Part 2 from November 2008: Hi everyone. I’m writing this because I just want to let other people know who are out there facing the same situation as me.
Anyway after loads of chopping and changing my mind hundreds of times, I’ve decided to go ahead with my pregnancy. I’m currently 17 weeks pregnant and despite going it alone yet again, I’m actually looking forward to the birth of my baby in the summer. I just want to let people know that there is support out there but you have to go and get it because it won’t just come to you. Whatever you decide to do in your own situation there is no right or wrong. It’s not worth beating yourself up about it. We’d all love to be in a situation where we have a loving partner etc. Everyone wants to live an ‘ideal’ life.
For me, I’m 34. I have one child of nearly six who means the world to me and brings me great joy. I work, I have my own place to live, I drive and I’m a very independent person. I’m lucky that I’ve still been able to do things with my son like go on holiday, days out, things we all love to do. If you put your mind to it you can achieve anything. Basically what I’m saying is by having a child on your own, without a partner there, is hard but it’s not impossible. If your family love you, then they will love you for the person you are, regardless of anything. It’s not a bed of roses doing this and sometimes it makes me feel scared but I know that there is support out there from my family and friends and other various sources like CareConfidential.

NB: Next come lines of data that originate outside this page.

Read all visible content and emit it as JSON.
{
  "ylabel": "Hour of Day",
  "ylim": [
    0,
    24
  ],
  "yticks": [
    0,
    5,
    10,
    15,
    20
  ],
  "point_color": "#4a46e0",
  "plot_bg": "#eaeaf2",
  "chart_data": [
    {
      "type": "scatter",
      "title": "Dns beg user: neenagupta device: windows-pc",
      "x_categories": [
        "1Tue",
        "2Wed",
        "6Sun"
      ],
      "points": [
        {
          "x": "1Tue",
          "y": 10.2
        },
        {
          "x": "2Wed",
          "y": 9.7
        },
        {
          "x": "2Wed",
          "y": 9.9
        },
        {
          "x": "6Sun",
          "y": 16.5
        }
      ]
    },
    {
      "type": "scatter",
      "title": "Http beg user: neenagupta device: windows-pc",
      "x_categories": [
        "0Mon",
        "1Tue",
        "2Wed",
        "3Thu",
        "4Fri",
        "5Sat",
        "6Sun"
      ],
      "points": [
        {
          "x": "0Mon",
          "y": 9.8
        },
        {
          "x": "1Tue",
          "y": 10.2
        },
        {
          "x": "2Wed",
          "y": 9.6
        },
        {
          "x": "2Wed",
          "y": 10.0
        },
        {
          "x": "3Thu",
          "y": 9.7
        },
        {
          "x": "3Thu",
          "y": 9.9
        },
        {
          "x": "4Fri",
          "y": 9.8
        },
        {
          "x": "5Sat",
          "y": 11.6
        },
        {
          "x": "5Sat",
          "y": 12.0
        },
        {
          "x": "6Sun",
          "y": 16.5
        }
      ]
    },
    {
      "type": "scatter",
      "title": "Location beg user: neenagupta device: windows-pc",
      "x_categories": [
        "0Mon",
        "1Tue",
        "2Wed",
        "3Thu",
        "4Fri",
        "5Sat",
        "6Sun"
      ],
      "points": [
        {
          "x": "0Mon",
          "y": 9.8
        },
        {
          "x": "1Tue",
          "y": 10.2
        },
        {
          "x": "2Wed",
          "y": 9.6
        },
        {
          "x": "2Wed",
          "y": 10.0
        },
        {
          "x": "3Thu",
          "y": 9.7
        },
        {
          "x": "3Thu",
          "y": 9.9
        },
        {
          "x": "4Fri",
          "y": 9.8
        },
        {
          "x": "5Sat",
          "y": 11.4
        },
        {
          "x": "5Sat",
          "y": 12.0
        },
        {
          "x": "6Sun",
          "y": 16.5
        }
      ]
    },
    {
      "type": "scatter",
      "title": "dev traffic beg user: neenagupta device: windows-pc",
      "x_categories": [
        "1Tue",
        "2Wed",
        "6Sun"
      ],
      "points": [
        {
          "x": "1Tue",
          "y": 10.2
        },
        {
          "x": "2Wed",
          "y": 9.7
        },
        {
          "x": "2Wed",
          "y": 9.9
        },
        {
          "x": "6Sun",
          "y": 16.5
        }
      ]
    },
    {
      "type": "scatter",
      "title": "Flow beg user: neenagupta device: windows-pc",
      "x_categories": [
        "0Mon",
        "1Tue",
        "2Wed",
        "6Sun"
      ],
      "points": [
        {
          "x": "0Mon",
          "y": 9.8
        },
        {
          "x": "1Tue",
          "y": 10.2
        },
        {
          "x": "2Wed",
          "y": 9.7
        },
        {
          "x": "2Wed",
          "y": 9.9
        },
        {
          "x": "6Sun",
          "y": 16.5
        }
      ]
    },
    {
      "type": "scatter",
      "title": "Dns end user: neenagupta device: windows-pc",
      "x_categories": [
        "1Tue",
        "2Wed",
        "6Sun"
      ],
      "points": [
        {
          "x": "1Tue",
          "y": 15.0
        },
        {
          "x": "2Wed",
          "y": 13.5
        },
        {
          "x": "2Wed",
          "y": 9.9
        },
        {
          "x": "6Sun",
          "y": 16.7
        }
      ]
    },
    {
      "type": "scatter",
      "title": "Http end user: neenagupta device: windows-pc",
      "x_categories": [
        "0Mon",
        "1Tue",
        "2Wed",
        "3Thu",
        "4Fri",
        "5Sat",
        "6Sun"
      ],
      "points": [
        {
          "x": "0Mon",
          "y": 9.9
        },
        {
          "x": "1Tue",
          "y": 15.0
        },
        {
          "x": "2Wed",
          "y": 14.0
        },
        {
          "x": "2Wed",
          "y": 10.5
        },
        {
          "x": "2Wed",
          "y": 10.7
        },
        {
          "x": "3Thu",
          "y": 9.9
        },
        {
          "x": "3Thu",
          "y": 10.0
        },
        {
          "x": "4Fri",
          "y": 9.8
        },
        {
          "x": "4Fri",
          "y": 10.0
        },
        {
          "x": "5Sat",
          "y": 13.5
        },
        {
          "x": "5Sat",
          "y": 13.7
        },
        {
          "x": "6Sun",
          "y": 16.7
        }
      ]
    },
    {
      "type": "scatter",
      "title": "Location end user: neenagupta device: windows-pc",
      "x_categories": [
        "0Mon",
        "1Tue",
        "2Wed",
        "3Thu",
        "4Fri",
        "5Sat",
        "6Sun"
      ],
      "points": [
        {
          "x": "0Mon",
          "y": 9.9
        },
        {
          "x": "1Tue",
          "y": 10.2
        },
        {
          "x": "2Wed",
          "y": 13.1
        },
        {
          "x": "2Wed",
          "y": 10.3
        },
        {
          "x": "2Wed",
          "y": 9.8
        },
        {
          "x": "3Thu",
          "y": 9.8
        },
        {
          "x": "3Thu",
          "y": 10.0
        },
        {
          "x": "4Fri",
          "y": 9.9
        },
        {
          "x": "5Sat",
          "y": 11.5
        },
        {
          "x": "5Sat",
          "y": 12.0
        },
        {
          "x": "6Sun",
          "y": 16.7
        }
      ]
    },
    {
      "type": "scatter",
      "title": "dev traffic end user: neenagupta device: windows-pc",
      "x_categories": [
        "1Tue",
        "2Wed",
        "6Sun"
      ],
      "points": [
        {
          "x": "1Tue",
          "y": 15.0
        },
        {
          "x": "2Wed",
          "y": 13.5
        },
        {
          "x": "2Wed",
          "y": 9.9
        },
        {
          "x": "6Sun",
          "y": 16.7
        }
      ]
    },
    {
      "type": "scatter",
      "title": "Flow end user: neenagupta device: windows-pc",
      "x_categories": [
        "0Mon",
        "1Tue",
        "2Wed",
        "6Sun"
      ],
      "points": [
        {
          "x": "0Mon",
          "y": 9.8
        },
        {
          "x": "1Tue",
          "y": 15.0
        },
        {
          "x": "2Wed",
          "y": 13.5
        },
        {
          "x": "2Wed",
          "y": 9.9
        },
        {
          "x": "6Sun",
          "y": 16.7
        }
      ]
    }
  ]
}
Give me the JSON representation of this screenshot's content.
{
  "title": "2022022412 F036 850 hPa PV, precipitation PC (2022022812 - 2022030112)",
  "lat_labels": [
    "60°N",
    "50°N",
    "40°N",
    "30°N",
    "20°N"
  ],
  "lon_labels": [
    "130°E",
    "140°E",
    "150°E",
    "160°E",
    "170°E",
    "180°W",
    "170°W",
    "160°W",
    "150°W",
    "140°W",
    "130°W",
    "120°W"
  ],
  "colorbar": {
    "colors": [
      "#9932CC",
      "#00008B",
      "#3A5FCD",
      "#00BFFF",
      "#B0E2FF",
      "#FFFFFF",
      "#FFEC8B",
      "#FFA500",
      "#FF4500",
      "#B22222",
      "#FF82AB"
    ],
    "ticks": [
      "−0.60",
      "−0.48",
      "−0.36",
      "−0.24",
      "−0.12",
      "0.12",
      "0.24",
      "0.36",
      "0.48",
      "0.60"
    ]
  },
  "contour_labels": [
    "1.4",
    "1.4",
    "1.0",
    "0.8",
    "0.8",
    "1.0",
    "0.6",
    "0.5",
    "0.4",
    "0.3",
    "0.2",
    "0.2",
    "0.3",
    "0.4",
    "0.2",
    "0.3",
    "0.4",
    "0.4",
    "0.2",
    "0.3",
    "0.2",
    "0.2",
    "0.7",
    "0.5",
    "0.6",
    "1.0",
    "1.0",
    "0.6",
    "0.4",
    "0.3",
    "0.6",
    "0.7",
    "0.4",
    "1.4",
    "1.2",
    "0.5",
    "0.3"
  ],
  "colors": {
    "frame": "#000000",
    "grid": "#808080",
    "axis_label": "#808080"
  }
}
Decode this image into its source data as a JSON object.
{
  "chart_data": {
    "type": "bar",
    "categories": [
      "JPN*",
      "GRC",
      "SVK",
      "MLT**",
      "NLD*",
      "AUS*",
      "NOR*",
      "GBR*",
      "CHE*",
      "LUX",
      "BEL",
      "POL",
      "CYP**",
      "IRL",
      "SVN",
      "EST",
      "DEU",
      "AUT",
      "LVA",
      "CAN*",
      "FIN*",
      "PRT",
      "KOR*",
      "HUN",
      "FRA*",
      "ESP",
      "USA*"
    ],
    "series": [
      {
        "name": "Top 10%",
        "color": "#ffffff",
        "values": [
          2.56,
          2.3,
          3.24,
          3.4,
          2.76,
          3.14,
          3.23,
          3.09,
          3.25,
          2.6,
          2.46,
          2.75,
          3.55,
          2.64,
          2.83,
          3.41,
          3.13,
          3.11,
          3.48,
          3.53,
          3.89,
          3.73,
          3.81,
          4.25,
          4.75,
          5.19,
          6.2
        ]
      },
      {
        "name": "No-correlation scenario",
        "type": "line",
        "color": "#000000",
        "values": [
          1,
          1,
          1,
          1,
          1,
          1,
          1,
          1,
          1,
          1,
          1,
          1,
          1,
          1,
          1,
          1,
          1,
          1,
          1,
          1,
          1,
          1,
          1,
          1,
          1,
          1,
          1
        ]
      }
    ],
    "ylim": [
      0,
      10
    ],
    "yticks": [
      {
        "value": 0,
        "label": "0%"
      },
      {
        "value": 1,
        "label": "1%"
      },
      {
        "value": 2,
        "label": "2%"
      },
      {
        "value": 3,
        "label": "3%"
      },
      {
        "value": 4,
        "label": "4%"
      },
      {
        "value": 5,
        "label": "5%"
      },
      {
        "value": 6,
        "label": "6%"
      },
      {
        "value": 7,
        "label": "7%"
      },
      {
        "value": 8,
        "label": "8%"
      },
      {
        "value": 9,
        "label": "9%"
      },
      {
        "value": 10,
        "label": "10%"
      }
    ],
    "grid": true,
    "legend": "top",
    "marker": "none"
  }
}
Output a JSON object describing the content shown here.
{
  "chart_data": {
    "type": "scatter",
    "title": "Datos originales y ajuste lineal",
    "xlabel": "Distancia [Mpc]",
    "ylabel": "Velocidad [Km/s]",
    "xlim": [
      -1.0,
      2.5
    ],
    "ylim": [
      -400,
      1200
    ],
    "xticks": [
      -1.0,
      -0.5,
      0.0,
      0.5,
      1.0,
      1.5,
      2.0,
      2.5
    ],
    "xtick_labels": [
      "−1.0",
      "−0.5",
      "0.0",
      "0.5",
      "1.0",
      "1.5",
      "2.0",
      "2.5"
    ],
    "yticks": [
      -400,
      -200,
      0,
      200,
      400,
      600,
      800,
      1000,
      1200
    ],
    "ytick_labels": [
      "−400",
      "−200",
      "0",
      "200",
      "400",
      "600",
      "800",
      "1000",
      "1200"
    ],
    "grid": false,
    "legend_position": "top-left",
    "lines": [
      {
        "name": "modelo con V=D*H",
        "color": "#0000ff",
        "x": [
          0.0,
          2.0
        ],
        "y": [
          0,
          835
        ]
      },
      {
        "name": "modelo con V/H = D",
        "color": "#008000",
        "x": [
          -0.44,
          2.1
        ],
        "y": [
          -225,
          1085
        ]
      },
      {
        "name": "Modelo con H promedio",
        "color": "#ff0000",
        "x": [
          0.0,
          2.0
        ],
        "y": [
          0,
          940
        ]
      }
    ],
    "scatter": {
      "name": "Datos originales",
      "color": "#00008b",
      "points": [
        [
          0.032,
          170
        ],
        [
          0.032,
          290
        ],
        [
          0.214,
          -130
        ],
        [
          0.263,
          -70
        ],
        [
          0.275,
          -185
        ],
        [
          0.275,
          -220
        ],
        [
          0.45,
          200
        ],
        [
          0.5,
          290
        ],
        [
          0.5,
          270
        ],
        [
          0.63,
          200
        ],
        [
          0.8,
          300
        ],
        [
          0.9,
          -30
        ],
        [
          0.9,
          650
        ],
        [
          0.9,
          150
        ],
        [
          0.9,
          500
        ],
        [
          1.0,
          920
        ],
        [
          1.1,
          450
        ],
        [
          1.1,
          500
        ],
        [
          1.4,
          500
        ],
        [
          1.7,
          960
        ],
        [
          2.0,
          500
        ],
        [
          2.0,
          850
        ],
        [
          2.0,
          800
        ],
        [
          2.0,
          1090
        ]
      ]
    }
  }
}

For me, this is the right thing to do in my life at this time. I hope one day I’ll find true love but in the meantime I’m going to concentrate on bringing up my children. I hope this brings some comfort and help to some of the people that read this. I’m not saying this is the right decision for some people because there is no right or wrong in whatever decision you make. Thanks for reading this. All the best...
Editor’s note: Thanks for sharing your story with us…It will be an encouragement to know that others have managed to get along with an unplanned pregnancy despite the circumstances.